Mantener una presión arterial saludable a menudo se reduce a elecciones de estilo de vida, incluido lo que bebe a primera hora de la mañana. Tres dietistas registrados recomiendan de forma independiente el jugo de remolacha y el té de hibisco como opciones eficaces, citando sus compuestos naturales que favorecen la salud cardiovascular. Si bien estos no reemplazan los medicamentos recetados, pueden ser una valiosa adición a una rutina consciente de la presión arterial.
Por qué funciona el jugo de remolacha
El jugo de remolacha destaca por su alto contenido en nitratos. Estos nitratos se convierten en óxido nítrico en el cuerpo, una molécula que relaja los vasos sanguíneos y mejora la circulación. Las investigaciones sugieren que incluso un consumo moderado puede marcar una diferencia mensurable: los estudios muestran que el jugo de remolacha reduce la presión arterial sistólica en aproximadamente 3 a 4 mmHg en dos meses.
Más allá de los nitratos, el jugo de remolacha también es rico en antioxidantes y potasio, lo que ayuda a equilibrar los niveles de sodio en el cuerpo. Una taza (8 onzas) de jugo 100 % de remolacha contiene:
- 62 calorías
- 14,7 g de carbohidratos
- 2,7 g de fibra
- 317 mg de potasio (7% VD)
Para incorporarlo a tu dieta, opta por el zumo 100% de remolacha sin azúcares añadidos. También puedes congelarlo en cubos para batidos o mezclarlo con otros jugos como el de manzana o cítricos para mejorar el sabor. Empiece poco a poco para evitar molestias digestivas.
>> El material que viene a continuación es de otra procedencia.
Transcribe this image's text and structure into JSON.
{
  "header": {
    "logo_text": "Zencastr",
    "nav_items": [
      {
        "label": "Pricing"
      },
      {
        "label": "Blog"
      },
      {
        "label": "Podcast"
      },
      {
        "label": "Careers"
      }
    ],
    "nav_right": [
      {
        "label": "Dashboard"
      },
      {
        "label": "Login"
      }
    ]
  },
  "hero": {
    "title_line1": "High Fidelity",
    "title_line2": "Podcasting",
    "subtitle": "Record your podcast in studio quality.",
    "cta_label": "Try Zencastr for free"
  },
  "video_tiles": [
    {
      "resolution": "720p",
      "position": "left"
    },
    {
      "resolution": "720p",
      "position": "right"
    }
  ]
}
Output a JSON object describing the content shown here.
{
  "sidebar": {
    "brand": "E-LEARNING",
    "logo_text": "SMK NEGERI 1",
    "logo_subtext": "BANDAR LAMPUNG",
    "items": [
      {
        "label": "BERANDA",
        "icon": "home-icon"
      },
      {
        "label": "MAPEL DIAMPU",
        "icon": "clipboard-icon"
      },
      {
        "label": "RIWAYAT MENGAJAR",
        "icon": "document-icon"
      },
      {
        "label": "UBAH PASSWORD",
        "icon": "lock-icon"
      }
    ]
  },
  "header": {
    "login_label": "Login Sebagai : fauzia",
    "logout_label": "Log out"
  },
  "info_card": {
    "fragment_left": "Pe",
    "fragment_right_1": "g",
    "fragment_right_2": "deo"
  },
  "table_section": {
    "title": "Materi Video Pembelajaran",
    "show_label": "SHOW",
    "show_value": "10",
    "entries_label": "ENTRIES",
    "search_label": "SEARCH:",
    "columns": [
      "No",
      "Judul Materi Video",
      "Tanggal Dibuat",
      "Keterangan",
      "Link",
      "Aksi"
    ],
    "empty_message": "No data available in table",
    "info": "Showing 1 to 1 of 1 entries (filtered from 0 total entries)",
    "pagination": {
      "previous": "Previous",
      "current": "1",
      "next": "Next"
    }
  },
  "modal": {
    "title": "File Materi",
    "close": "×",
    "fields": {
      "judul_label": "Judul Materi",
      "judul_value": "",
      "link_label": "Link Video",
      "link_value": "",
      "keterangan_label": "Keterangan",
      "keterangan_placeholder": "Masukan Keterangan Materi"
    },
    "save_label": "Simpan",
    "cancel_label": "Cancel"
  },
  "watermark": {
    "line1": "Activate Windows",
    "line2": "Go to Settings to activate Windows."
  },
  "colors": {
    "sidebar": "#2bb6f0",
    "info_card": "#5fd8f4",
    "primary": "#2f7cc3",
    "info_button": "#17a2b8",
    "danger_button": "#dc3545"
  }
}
Té de hibisco: una alternativa natural
El té de hibisco, elaborado a partir de los pétalos de la planta Hibiscus sabdariffa, ofrece otro enfoque prometedor. Sus antioxidantes antocianinas pueden relajar los vasos sanguíneos de manera similar a ciertos medicamentos para la presión arterial. Un estudio clínico demostró que beber tres tazas de té de hibisco al día durante seis semanas produjo mayores reducciones en la presión arterial sistólica que un placebo.
Este té no contiene cafeína por naturaleza, lo que lo hace adecuado para cualquier momento del día.
¿Qué hace que estas bebidas sean efectivas?
La clave es priorizar las bebidas bajas en sodio, azúcar agregada y grasas saturadas. En su lugar, céntrese en ingredientes que apoyen activamente la salud cardiovascular:
- Nitratos: Se encuentran en la remolacha y promueven la producción de óxido nítrico.
- Potasio: Ayuda a regular los niveles de sodio.
- Antioxidantes: Reducen la inflamación y protegen los vasos sanguíneos.
“Las mejores bebidas para la presión arterial son aquellas que minimizan los nutrientes dañinos y maximizan las que favorecen una circulación saludable”, explica Avery Zenker, MAN, RD.
En pocas palabras: El jugo de remolacha y el té de hibisco pueden ser adiciones valiosas a un estilo de vida consciente de la presión arterial. Si bien no son soluciones rápidas, su ingesta constante puede contribuir a la salud cardiovascular a largo plazo.